Ford’s decision to push CEO Mark Fields out of the company has a lot to do with its stock price that has plummeted 40% during his three years of leadership.
But its decision to replace Fields with Jim Hackett, the exec who was overseeing Ford’s Smart Mobility unit that’s responsible for autonomous tech, shows Ford’s desire to shift its narrative as an automaker to a mobility company.
At a time when Tesla’s market value has risen dramatically to challenge both Ford and GM, Ford sees the benefit of of not only channeling more resources into electrification and autonomous tech, but of making a public display of its intention to do so.
We can expect this to play out in the form of a Silicon Valley shopping spree, where Ford will either look to acquire or invest in promising startups.
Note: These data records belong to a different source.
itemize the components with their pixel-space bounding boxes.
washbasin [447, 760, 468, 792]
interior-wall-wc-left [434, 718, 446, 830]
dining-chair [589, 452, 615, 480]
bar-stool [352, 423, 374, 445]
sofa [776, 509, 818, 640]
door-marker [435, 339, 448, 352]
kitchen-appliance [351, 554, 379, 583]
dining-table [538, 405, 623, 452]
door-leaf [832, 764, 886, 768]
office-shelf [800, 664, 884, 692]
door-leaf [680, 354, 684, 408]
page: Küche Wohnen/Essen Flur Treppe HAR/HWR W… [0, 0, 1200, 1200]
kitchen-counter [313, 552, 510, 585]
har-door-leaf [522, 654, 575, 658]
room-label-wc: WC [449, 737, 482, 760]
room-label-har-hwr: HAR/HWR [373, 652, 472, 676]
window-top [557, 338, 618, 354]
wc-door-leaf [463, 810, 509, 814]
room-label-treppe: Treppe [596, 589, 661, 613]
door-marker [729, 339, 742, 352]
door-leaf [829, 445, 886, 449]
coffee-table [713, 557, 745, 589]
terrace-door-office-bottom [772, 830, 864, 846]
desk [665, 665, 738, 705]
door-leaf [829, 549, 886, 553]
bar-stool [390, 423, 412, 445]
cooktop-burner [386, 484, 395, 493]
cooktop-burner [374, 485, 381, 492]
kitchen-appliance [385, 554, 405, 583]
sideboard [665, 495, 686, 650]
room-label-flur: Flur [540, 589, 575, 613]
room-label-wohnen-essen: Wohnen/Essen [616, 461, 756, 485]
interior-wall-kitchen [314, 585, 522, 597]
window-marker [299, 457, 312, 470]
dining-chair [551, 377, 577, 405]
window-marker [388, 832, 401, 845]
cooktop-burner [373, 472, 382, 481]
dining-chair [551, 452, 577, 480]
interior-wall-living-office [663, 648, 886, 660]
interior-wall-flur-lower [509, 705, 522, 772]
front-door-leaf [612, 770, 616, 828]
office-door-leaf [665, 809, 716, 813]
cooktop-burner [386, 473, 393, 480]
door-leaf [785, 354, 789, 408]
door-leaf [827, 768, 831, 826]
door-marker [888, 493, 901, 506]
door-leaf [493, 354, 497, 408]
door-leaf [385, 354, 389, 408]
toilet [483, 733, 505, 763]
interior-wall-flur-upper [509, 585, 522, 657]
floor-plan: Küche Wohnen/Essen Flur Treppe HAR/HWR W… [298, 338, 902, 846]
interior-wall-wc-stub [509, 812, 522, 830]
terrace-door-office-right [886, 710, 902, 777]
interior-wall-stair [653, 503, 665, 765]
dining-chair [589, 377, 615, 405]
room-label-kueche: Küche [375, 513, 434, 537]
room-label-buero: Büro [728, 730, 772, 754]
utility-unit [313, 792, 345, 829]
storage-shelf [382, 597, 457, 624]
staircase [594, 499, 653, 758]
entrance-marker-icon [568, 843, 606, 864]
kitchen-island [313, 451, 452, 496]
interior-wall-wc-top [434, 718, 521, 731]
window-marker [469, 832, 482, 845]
Ford has already shown it’s willing to spend the big bucks on its self-driving tech before Hackett took over as CEO. It has made over $1 billion worth of investments in companies like Pivotal, Velodyne, and Argo AI as it looks to ramp up its autonomous driving efforts and bring on fresh talent.
Ford has said it plans to keep making those big investments as it places a greater focus on mobility.
“As we’ve shifted from being an automotive company to being automotive and mobility, we’ve seen an increasing need for tech talent,” Julie Lodge-Jarrett, Ford’s human resources director, told Business Insider in March.
“We look at how we traditionally buy talent and how we might buy it in greater quantities based on other companies or other resources,” she continued.
Ford realizes it must invest heavily to acquire the software talent that is accustomed to working for tech companies in the Valley.
Automakers will continue to remain an inherent piece of the self-driving-car puzzle as vehicle manufacturers, which is a notoriously challenging business to break into as can be seen through Tesla’s production struggles alone.
But if carmakers wish to dive into the lucrative business of self-driving tech without having to split the profits with giants like Waymo, the self-driving company spun out of Google, they will need to spend more on talent.
Hackett has deep ties to Silicon Valley, Ford Chairman Bill Ford said on a press call with journalists Monday. In fact, he sold furniture to Apple’s Steve Jobs during his 20-year tenure as CEO of Steelcase, a furniture company, Bloomberg reported.
Hackett has also served as the head of University of Michigan’s athletic program and successfully recruited 49ers coach Jim Harbaugh to lead the university’s football program.
“Look for Ford to present itself as an AI Machine Learning Big Data Tech Firm,” Morgan Stanley auto and mobility analyst Adam Jonas wrote in a note. “During his stint heading the University of Michigan Athletic Department, Jim Hackett proved to be highly effective in bringing talent from Silicon Valley to Southeast Michigan (Jim Harbaugh).”
Ford has already shown it’s serious about spending more on the future of mobility from electric cars to self-driving vehicles, but Hackett will look to use his Silicon Valley ties to ramp up those efforts at a greater pace.
“It’s our right to win here. We don’t have to cede that to anybody, Tesla, any of them,” Hackett said on the Monday press call. “It’s our right to win there, and so I love that challenge because I know how to do that.”